Chapitre 362/40190%~8 min de lecture1 522 mots

Le barbecue-conseil de guerre commencé en fin d'après-midi s'était finalement prolongé jusqu'à près de minuit. Après avoir à peu près tout mangé, nous continuâmes la réunion, verre en main.

Au départ, j'envisageais d'ordonner à Sadakichi et aux siens de répandre depuis les airs une poudre paralysante, mais l'idée fut rejetée d'un mot par Nike. Quand je demandai discrètement quel temps il faisait au Swamp, on m'apprit qu'un vent y soufflait en permanence. Pire, il venait de toutes les directions — est, ouest, sud, nord — rendant impossible toute lecture des courants. Cette seule information justifiait à elle seule la tenue du conseil.

Au final, nous élaborâmes un plan qui satisfit tout le monde. Les détails sont couverts par le secret, je ne les livrerai pas ici ; disons seulement qu'une coordination extrêmement serrée sera nécessaire et que chacun devra faire preuve de la plus grande vigilance.

Ce qui me fit sourire, ce fut le fils de Nike, Shin : il restait collé à Vielle, et tous deux avaient des allures d'amoureux. Ils échangeaient de menus propos à voix basse, riaient ensemble… La scène se répéta plusieurs fois sous mes yeux. Vielle a un an de plus que Shin, si je me souviens bien. Disons que ça ne jure pas.

La réalité, en revanche, est moins tendre. À peine le barbecue fini, Nike entraîna son fils — qui traînait des pieds — hors du campement principal. Aussitôt, Vielle murmura, tout bas mais chocante :

« Quel homme stupide. »

Knogen et la princesse Rufana, restés sur place, en restèrent bouche bée. Si Cariès ou Amande avaient entendu, elle se serait fait vertement rabrouer, mais elle avait visé le moment où ils étaient absents. Sa rouerie me donna envie de me cacher les yeux.

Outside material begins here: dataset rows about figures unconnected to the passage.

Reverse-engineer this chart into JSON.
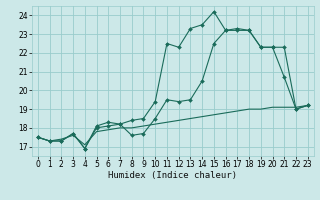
{
  "xlabel": "Humidex (Indice chaleur)",
  "bg_color": "#cce8e8",
  "grid_color": "#99cccc",
  "line_color": "#1a6b5a",
  "xlim": [
    -0.5,
    23.5
  ],
  "ylim": [
    16.5,
    24.5
  ],
  "xticks": [
    0,
    1,
    2,
    3,
    4,
    5,
    6,
    7,
    8,
    9,
    10,
    11,
    12,
    13,
    14,
    15,
    16,
    17,
    18,
    19,
    20,
    21,
    22,
    23
  ],
  "yticks": [
    17,
    18,
    19,
    20,
    21,
    22,
    23,
    24
  ],
  "series1_x": [
    0,
    1,
    2,
    3,
    4,
    5,
    6,
    7,
    8,
    9,
    10,
    11,
    12,
    13,
    14,
    15,
    16,
    17,
    18,
    19,
    20,
    21,
    22,
    23
  ],
  "series1_y": [
    17.5,
    17.3,
    17.3,
    17.7,
    16.9,
    18.1,
    18.3,
    18.2,
    17.6,
    17.7,
    18.5,
    19.5,
    19.4,
    19.5,
    20.5,
    22.5,
    23.2,
    23.3,
    23.2,
    22.3,
    22.3,
    20.7,
    19.0,
    19.2
  ],
  "series2_x": [
    0,
    1,
    2,
    3,
    4,
    5,
    6,
    7,
    8,
    9,
    10,
    11,
    12,
    13,
    14,
    15,
    16,
    17,
    18,
    19,
    20,
    21,
    22,
    23
  ],
  "series2_y": [
    17.5,
    17.3,
    17.3,
    17.7,
    16.9,
    18.0,
    18.1,
    18.2,
    18.4,
    18.5,
    19.4,
    22.5,
    22.3,
    23.3,
    23.5,
    24.2,
    23.2,
    23.2,
    23.2,
    22.3,
    22.3,
    22.3,
    19.0,
    19.2
  ],
  "series3_x": [
    0,
    1,
    2,
    3,
    4,
    5,
    6,
    7,
    8,
    9,
    10,
    11,
    12,
    13,
    14,
    15,
    16,
    17,
    18,
    19,
    20,
    21,
    22,
    23
  ],
  "series3_y": [
    17.5,
    17.3,
    17.4,
    17.6,
    17.1,
    17.8,
    17.9,
    18.0,
    18.0,
    18.1,
    18.2,
    18.3,
    18.4,
    18.5,
    18.6,
    18.7,
    18.8,
    18.9,
    19.0,
    19.0,
    19.1,
    19.1,
    19.1,
    19.2
  ],
  "tick_fontsize": 5.5,
  "xlabel_fontsize": 6.5
}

« Vous paraissiez pourtant bien proches, toi et Shin. »

« Oui. Voler le cœur de ce garçon fut un jeu d'enfant. Il suffit que je laisse entrevoir quelque chose pour qu'il ne quitte plus mon côté… Au-delà de l'étonnement, j'en suis même venue à le trouver mignon. »

« Hé, toi… Ne joue pas avec le cœur d'un garçon pur. »

« Non. Lui a connu bien des femmes. Mais ce n'étaient que des partenaires qu'on lui avait imposées. De lui-même, il n'avait jamais éprouvé le désir de conquérir l'une d'elles. »

« Que son premier amour soit Vielle… Je le plains. »

À mes mots, elle ne releva pas, se contenta de sourire en me fixant droit dans les yeux.

« Mon corps et mon cœur, je veux les offrir au roi d'Agartha. Je n'ai aucune intention de laisser un autre homme y poser ne serait-ce qu'un doigt. »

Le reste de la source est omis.